The man page for ipvsadm makes specific mention of forwarding to realservers which are in fact running on local interfaces stating that the load balancing "forward" mechanism specified for a virtual service is completely ignored if the kernel detects that a real server's IP is actually a local interface. The "Local Node" page describes a configuration in which I could load balance between a "real" server running on the director's virtual service IP and a real server running on another host. This does not solve my problem however as I must bind each instance of my application to a different IP address on the same physical box.

You may be thinking "Why not run the two instances on different ports on the same IP (the virtual service IP)?". Sadly the application is not a simple web-site, and source code and deployment container dependencies on certain port numbers exist. eg RMI-IIOP listeners.

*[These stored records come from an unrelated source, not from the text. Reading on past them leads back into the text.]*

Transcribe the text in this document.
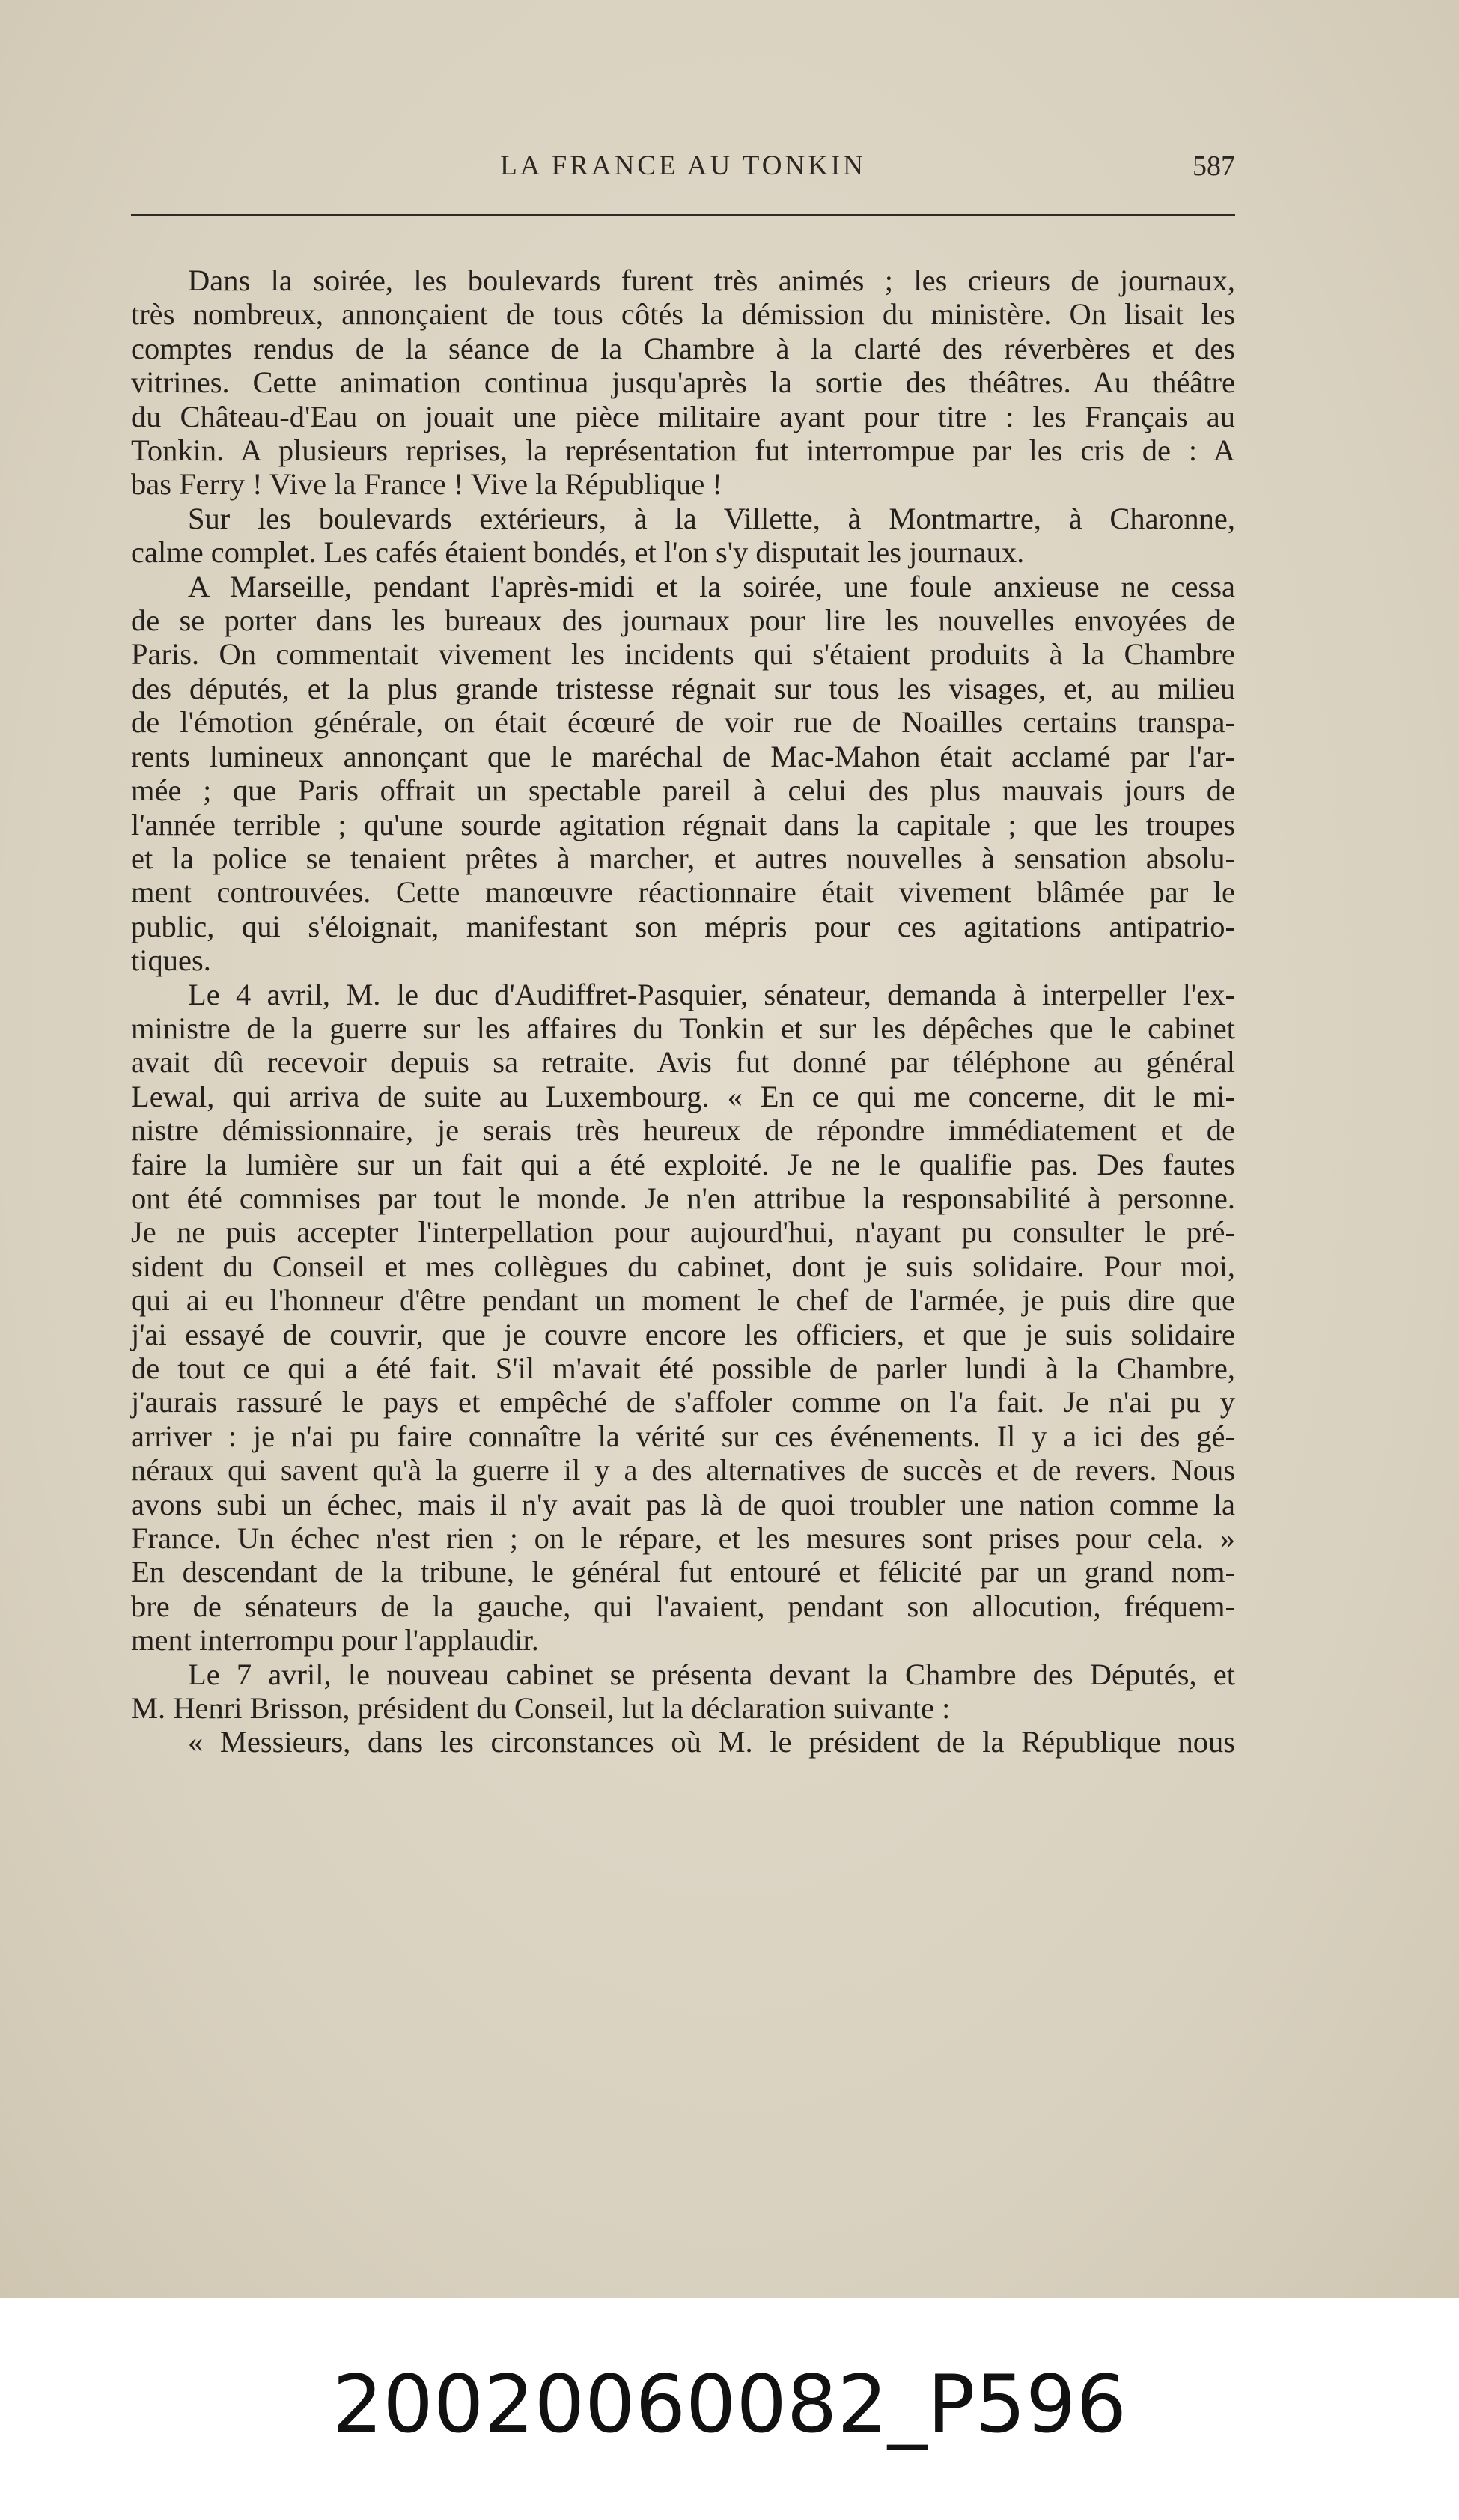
LA FRANCE AU TONKIN	587
Dans la soirée, les boulevards furent très animés ; les crieurs de journaux,
très nombreux, annonçaient de tous côtés la démission du ministère. On lisait les
comptes rendus de la séance de la Chambre à la clarté des réverbères et des
vitrines. Cette animation continua jusqu'après la sortie des théâtres. Au théâtre
du Château-d'Eau on jouait une pièce militaire ayant pour titre : les Français au
Tonkin. A plusieurs reprises, la représentation fut interrompue par les cris de : A
bas Ferry ! Vive la France ! Vive la République !
Sur les boulevards extérieurs, à la Villette, à Montmartre, à Charonne,
calme complet. Les cafés étaient bondés, et l'on s'y disputait les journaux.
A Marseille, pendant l'après-midi et la soirée, une foule anxieuse ne cessa
de se porter dans les bureaux des journaux pour lire les nouvelles envoyées de
Paris. On commentait vivement les incidents qui s'étaient produits à la Chambre
des députés, et la plus grande tristesse régnait sur tous les visages, et, au milieu
de l'émotion générale, on était écœuré de voir rue de Noailles certains transpa-
rents lumineux annonçant que le maréchal de Mac-Mahon était acclamé par l'ar-
mée ; que Paris offrait un spectable pareil à celui des plus mauvais jours de
l'année terrible ; qu'une sourde agitation régnait dans la capitale ; que les troupes
et la police se tenaient prêtes à marcher, et autres nouvelles à sensation absolu-
ment controuvées. Cette manœuvre réactionnaire était vivement blâmée par le
public, qui s'éloignait, manifestant son mépris pour ces agitations antipatrio-
tiques.
Le 4 avril, M. le duc d'Audiffret-Pasquier, sénateur, demanda à interpeller l'ex-
ministre de la guerre sur les affaires du Tonkin et sur les dépêches que le cabinet
avait dû recevoir depuis sa retraite. Avis fut donné par téléphone au général
Lewal, qui arriva de suite au Luxembourg. « En ce qui me concerne, dit le mi-
nistre démissionnaire, je serais très heureux de répondre immédiatement et de
faire la lumière sur un fait qui a été exploité. Je ne le qualifie pas. Des fautes
ont été commises par tout le monde. Je n'en attribue la responsabilité à personne.
Je ne puis accepter l'interpellation pour aujourd'hui, n'ayant pu consulter le pré-
sident du Conseil et mes collègues du cabinet, dont je suis solidaire. Pour moi,
qui ai eu l'honneur d'être pendant un moment le chef de l'armée, je puis dire que
j'ai essayé de couvrir, que je couvre encore les officiers, et que je suis solidaire
de tout ce qui a été fait. S'il m'avait été possible de parler lundi à la Chambre,
j'aurais rassuré le pays et empêché de s'affoler comme on l'a fait. Je n'ai pu y
arriver : je n'ai pu faire connaître la vérité sur ces événements. Il y a ici des gé-
néraux qui savent qu'à la guerre il y a des alternatives de succès et de revers. Nous
avons subi un échec, mais il n'y avait pas là de quoi troubler une nation comme la
France. Un échec n'est rien ; on le répare, et les mesures sont prises pour cela. »
En descendant de la tribune, le général fut entouré et félicité par un grand nom-
bre de sénateurs de la gauche, qui l'avaient, pendant son allocution, fréquem-
ment interrompu pour l'applaudir.
Le 7 avril, le nouveau cabinet se présenta devant la Chambre des Députés, et
M. Henri Brisson, président du Conseil, lut la déclaration suivante :
« Messieurs, dans les circonstances où M. le président de la République nous
20020060082_P596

Does anyone know of some config or kernel hack, patch or whatever which might make my ipvs present forwarded packets to the virtual interfaces as though they had appeared on the wire so that my forward directives are not ignored and the packets are not simply presented to the TCP stack for the virtual service IP? I guess this is like NAT to local destination addresses (as opposed to NAT of locally originated connections which is supported in the kernel).

Horms

this is a pretty interesting problem that crops up all the time. I have often wondered how hard it would be to make nat work locally (not that LVS-Tun and LVS-DR don't/can't support portmaping anyway). I have a patch for 2.6.12 is a hack that allows nat to work locally by:

  • Not marking local real-servers as local
  • Passing nat-mangled packets down to local processes instead of passing them out onto the network
  • Reversing nat in the LOCAL_IN chain

Please note that this completely breaks NAT for non-Local hosts. It could be cleaned up and made so it doesn't do that. But I thought I'd throw it onto the list before putting any more time into it.

Horms 21 Jun 2005

Here is my second attempt. This should automatically switch local real-servers to Local unless the requested forwarding method is Masq and the real port differs from the virtual port. That is, if you want to do portmaping on a local service it will use Masq, otherwise it will use Local. It seems to work, but there are probably a few gotchas in there and I haven't tested a whole lot.